One of the most interesting Italian artists from the generation that emerged during the ’80s, Nunzio was recently accorded his second large-scale museum show. In this multifaceted exhibition, there was an urgent and unpredictable rhythm in the alternation of works—alternately concave and convex, jagged and polished, hospitable and mysterious forms. Nunzio’s seductive structures, assembled out of burnt wood or lead, seemed like veiled contours, sutures in the hollows of material. In Nunzio’s work, the wood, blackened and “purified” by fire, takes on a neutral value. Simultaneously new and archaic, it becomes a peremptory shadow, a “negative” of the universe that surrounds it. In the works made of lead, the metal becomes a fluid, harmonious instrument that expands and contracts like a primordial opaque plasma, molded by the artist’s imagination—a hot and poisonous material encroaching on art’s territory.
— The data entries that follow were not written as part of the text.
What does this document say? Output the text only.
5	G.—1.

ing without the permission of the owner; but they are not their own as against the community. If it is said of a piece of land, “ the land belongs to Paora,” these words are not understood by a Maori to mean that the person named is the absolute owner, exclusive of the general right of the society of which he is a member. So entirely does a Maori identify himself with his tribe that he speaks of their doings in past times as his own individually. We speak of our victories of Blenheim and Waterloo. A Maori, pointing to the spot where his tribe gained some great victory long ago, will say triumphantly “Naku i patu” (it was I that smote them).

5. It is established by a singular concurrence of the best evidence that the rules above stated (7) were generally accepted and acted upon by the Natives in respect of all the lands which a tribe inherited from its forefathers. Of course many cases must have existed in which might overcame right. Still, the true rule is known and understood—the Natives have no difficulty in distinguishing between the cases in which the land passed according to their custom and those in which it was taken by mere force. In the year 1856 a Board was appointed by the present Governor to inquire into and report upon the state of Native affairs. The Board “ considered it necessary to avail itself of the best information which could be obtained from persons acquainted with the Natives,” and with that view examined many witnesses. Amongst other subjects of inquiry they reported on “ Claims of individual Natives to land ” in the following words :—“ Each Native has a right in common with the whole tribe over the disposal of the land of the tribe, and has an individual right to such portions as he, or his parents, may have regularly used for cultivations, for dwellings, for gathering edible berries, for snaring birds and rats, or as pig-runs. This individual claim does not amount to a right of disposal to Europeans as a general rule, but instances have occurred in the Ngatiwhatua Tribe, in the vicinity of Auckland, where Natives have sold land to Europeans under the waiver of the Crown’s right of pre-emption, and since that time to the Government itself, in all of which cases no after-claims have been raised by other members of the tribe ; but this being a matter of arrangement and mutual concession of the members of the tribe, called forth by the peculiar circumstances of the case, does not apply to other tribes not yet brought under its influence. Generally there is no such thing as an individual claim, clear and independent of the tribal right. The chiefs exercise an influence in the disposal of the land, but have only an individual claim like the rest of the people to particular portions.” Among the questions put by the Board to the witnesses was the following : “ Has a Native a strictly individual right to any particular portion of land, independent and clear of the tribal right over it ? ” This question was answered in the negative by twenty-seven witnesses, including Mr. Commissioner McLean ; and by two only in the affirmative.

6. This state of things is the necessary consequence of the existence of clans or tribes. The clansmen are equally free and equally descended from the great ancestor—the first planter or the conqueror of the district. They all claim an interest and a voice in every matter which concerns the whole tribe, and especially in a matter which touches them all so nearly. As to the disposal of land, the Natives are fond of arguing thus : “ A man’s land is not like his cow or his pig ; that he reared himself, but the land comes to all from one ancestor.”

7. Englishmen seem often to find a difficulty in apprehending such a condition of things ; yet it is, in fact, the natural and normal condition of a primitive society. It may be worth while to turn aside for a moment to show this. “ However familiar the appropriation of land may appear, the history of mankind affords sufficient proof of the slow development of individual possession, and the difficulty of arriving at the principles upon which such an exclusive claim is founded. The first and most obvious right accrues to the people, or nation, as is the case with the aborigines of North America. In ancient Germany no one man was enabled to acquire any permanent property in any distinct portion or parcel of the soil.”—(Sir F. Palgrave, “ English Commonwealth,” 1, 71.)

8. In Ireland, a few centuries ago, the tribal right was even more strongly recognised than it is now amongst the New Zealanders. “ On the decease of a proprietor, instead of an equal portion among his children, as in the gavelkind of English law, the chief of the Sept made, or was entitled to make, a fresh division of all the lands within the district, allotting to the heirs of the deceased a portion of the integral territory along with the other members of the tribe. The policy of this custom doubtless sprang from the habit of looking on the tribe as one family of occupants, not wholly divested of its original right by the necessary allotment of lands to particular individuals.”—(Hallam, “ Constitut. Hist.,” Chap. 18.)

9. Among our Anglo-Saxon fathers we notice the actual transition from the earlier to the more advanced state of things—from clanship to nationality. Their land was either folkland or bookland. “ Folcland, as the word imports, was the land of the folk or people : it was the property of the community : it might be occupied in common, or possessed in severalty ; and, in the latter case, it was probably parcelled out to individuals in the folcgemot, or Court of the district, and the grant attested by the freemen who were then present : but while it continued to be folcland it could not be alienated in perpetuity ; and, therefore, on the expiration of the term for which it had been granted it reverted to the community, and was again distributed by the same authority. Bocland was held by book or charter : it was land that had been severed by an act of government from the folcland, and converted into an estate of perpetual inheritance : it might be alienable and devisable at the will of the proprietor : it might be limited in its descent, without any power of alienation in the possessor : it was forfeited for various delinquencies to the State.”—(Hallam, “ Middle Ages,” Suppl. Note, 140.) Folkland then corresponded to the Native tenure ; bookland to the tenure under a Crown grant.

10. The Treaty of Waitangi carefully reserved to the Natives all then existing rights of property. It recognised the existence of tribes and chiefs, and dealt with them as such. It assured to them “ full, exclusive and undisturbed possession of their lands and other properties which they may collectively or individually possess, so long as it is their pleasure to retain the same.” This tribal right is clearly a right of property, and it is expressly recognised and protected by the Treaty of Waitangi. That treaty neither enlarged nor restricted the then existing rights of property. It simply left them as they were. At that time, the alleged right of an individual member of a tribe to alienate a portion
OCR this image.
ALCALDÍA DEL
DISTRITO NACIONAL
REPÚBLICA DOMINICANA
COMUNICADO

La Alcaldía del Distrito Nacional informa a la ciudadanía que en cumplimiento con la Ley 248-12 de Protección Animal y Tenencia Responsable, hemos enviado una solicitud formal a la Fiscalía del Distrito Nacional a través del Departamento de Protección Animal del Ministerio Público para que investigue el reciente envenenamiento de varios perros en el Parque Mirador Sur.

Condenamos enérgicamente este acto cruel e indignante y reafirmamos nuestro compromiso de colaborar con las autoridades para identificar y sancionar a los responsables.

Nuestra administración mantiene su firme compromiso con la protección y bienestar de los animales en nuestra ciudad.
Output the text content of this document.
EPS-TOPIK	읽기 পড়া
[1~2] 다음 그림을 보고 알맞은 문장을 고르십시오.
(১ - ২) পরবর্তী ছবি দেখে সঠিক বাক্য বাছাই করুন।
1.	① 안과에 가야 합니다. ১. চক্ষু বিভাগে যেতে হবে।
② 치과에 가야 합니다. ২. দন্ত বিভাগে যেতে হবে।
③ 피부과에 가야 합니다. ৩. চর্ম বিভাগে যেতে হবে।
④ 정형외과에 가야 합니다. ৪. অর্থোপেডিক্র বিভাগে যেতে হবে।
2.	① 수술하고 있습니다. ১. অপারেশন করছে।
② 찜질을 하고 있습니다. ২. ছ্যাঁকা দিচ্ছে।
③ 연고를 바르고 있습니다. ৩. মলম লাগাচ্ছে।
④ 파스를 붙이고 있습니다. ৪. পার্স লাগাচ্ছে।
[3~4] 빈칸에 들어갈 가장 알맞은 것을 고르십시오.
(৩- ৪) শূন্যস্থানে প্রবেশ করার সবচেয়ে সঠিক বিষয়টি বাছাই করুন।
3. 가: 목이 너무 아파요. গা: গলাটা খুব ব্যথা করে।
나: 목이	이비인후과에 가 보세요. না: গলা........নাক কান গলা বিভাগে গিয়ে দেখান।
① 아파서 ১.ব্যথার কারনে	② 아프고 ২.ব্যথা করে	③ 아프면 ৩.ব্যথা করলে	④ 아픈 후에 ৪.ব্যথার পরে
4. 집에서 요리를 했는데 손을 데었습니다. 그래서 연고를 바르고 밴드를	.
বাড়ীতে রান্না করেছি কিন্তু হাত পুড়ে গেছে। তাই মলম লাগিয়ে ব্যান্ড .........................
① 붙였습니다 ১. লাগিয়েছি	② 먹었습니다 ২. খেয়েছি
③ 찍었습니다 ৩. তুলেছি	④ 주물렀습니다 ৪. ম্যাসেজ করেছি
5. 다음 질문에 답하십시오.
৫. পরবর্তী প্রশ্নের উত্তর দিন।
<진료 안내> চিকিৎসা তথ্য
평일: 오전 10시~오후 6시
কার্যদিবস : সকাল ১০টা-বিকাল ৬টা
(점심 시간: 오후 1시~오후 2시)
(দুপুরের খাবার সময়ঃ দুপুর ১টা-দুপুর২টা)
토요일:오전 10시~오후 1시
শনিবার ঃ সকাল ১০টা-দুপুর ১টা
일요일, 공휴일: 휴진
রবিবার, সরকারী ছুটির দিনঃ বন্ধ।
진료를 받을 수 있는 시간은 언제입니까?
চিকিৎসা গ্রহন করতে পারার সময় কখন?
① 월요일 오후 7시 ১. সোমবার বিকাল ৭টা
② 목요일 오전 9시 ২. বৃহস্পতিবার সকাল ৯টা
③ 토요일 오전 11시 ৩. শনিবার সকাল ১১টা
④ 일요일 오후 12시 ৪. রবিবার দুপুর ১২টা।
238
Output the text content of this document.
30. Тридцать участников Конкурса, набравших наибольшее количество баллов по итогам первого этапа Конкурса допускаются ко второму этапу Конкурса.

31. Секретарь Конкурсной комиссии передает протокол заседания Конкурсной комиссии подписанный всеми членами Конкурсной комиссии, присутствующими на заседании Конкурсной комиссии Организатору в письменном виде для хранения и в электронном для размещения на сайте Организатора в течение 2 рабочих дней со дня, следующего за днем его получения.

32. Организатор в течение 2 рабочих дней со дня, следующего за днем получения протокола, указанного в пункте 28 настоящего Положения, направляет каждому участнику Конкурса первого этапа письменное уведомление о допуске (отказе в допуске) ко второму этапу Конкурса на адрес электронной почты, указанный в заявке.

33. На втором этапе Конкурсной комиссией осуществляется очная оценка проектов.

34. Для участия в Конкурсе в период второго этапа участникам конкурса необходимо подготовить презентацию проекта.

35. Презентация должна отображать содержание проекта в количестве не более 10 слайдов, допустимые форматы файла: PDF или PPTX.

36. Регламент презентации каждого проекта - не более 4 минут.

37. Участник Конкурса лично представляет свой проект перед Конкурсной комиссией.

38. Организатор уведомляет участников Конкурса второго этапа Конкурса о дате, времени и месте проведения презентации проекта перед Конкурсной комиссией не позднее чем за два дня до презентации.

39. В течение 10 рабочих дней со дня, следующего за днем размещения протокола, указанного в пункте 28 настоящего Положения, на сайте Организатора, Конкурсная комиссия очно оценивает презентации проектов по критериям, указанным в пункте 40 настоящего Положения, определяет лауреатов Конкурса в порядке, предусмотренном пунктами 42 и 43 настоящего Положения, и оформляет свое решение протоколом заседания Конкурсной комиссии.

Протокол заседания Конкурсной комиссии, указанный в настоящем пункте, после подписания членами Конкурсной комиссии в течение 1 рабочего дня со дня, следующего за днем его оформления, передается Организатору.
In Oceano (Ocean, 1986–87) the floor of the room, carpeted in lead, swelled up in the middle to echo another mysterious, oval form hanging on the wall that could be read as an elliptical shield or a hagiographic mandala. Mediterranea (Mediterranean, 1989) rose from two adjacent sides of a large room, an imposing forest of burnt-wood forms. Like an immense, heterogeneous tribe stretched in an ecumenical embrace, the sculpture merged with the surrounding area so that there was no clear demarcation between the work and the viewer. In Stella (Star, 1990), the five-pointed outline of a star—painted (or more precisely stained) blue—rose from the ground. Earth and sky, sacred and profane, converged in these works.

In other works, Nunzio continued to work with the space, questioning the notion of a stable, fixed position for the spectator vis-à-vis the work. Donna d’Oriente (Woman from the East, 1994), a vertical labyrinth of sensuous cavities, stretched supplely and mysteriously. In Torrida (Torrid, 1990), the sinuous, harmonious shape of the wood created a sense of material vibration. In Opale (Opals, 1991) the circular swirls of the lead and the linear grooves of the wood gracefully played off each other, as if to suspend gravity momentarily. Similarly, the dense torrent of very tall burnt planks arranged in a curve that comprise Diluvio (Flood, 1993) captured the spectator in their subtle web, barely permitting a glimpse of the surrounding space. In Passagio (Passage, 1994), bundles of sticks arranged in a v pointed to the intersection of reality and illusion, art and life; they seemed like the formal skeleton of something in the act of becoming.

Mario Codognato

Translated from the Italian by Marguerite Shore.